Sarah and I were ecstatic. There's a Ledo's in Deep Creek!?!?!?!?  Thoughts of real food - not Clif bars and cookies from a bento box - made both of us pick up our pace a little.  Just one more silly hill to conquer...

  • We hit the last climb up to the Wisp Resort.  It's only a mile long, but it's more than an 8% grade and after 124 miles, climbing is NOT what your legs want.  Aero Helmet Austin, who had ridden the last 80 miles with us, spun out, and Sarah and I were horrified as we stared at some part of his bike go flying off.  Not even joking.  We passed him at our bombin' 4 mph pace, and he reassured us that "I just dropped my chain".  Then, suddenly, a meek "Guys??? Help..." came up, and we both grumbled about who would draw the short straw.  Urgh.  Since I had abandoned Austin at the gravel stretch when he fell off his bike (yes, I did.  I am a horrible friend), I turned around and pedaled laps around Austin while he told me that his chain was stuck on the big ring.  I selfishly told him "Wait here.
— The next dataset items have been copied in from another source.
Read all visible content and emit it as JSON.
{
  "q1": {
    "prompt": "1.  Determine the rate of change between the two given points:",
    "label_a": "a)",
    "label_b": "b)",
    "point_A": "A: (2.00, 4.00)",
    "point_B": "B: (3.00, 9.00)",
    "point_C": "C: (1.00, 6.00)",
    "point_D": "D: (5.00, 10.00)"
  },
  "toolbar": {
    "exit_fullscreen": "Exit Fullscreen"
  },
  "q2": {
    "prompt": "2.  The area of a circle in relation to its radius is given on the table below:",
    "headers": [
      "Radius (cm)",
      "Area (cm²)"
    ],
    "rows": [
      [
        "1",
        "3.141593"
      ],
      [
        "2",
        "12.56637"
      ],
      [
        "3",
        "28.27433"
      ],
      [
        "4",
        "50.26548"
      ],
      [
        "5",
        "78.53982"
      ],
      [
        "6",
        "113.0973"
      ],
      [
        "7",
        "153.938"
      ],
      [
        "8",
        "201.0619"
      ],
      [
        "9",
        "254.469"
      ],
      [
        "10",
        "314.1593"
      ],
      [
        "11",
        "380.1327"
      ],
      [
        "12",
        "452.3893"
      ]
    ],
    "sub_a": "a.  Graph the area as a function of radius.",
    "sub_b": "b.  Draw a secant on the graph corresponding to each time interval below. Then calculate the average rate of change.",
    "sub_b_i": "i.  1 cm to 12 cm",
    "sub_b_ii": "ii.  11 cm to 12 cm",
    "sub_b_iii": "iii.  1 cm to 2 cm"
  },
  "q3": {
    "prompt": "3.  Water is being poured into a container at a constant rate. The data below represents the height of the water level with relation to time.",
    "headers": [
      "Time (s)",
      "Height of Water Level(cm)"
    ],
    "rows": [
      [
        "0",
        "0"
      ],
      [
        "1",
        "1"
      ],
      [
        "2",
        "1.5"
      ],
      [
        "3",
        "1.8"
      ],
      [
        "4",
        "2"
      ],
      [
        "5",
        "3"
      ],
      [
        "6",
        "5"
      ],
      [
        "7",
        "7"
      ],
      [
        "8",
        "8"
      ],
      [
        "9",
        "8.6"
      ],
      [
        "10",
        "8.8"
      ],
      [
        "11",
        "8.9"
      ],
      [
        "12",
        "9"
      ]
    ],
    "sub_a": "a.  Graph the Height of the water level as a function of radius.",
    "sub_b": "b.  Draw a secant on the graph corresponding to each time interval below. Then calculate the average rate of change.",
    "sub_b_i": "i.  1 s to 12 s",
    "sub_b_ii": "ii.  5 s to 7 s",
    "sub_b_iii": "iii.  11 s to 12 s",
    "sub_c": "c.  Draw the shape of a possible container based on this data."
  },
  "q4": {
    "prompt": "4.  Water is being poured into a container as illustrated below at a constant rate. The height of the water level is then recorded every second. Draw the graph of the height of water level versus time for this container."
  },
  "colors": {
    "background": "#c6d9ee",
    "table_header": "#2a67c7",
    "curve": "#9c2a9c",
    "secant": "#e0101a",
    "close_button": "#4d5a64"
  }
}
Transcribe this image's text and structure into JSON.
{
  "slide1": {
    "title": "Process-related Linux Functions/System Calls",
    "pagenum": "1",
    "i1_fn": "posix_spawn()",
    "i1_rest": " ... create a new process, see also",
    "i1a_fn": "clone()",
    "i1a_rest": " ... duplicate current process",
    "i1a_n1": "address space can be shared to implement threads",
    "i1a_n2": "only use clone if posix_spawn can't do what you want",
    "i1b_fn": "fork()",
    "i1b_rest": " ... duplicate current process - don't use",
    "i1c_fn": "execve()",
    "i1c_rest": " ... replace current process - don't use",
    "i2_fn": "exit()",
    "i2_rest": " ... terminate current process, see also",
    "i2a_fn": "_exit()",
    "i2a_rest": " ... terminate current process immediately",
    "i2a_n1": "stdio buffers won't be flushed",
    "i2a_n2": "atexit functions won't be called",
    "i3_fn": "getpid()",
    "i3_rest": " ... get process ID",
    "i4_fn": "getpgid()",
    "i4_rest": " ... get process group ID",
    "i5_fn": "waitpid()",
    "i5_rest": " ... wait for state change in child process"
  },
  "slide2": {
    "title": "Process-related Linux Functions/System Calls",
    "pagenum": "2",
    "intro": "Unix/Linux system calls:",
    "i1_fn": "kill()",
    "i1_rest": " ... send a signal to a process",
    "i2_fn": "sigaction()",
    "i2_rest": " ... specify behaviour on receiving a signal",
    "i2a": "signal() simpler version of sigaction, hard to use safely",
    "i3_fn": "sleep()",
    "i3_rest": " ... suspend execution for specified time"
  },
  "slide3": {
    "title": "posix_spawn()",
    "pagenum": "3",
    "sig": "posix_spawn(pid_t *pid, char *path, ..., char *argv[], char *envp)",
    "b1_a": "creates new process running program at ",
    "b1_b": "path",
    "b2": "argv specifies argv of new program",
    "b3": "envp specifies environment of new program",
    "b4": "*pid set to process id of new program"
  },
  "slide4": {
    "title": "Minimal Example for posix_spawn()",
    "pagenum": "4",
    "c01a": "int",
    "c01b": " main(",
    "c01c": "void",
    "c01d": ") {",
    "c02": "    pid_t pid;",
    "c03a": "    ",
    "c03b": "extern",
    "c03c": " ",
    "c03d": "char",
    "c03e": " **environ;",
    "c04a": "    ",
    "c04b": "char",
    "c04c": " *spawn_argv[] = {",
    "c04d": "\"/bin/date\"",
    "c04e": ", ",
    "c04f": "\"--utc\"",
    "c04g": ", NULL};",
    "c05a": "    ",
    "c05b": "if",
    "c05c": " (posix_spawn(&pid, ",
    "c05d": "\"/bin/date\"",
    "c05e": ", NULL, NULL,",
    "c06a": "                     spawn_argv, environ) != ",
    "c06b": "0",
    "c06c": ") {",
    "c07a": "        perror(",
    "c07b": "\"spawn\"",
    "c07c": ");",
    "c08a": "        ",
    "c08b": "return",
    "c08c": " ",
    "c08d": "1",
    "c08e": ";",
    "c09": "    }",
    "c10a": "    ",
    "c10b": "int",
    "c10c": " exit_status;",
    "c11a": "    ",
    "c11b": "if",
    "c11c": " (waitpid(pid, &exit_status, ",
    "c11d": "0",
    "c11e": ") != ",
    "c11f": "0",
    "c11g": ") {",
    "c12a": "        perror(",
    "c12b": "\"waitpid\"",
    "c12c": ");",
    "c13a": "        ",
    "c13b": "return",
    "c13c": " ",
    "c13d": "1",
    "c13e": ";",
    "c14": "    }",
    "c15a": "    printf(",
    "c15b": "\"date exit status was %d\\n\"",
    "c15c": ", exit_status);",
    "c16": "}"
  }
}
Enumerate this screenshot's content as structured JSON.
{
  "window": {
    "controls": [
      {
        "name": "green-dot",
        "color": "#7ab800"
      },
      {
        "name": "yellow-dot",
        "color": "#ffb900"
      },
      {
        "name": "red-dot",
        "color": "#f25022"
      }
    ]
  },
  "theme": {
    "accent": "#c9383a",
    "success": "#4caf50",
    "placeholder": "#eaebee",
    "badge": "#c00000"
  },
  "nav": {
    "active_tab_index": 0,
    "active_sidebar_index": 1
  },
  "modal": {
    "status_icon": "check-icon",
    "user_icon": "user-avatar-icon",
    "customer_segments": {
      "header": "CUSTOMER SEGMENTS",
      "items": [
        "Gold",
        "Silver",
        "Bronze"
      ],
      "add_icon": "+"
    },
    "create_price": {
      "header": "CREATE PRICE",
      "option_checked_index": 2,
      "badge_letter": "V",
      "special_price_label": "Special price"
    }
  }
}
When I get to the top, I'll tell them to come get you."  And pedaled on.  Sorry, Austin, I just didn't want to unclip!  
Half a mile left, head hanging low, I saw friends from Team Z cheering us on!  Scott Knight caught this picture of me looking way too happy for having ridden 124 miles.  I bet I was just thinking about Ledo's...

Up and up we go!

And then we were done! 10 hours, 22 min in the saddle, and Sarah and I were as chatty as two high-schoolers after prom night.  We hung out at the finish area for 45 minutes, munching on salty french fries, pretending like we were best friends with the other riders who we'd seen along the course.  I was all smiles and laughter, a sweaty mess of pure delight.  Sometimes, after days like this, I realize that my weakest leg of cycling is potentially the most fun. 

Found Bart and Todd in the hotel bar, making friends with the bartenders.  Told them our wildly hilarious stories from the day which weren't so funny to them (I think Bart was shocked that anyone could ride a hill at 4 mph without falling off their bike), and headed to Ledo's.

To anyone who lives within driving distance of Garrett County and owns a bike, this ride is a must-doSeriously.  All the warnings I received about the elevation, the quad-crushing hills, and the defeat you feel when you see a series of switchbacks ascending into infinity are (admittedly) true...BUT the sense of pride...and confidence boost...and absolute BLAST that I had outweigh the moments that warranted thoughts of "This f*#^ing SUCKS". 

Big High-Five to my riding buddy Sarah Littlefield, who is more than ready to crush IM Mont Tremblant in August, and Caroline Lauver, who made friends with Fat Tire drinking fans.  And huge Crowning Congrats to the KOM Bart Forsyth, who won the final summit climb up Wisp Mountain! 

Next up is the big one: Lake Placid!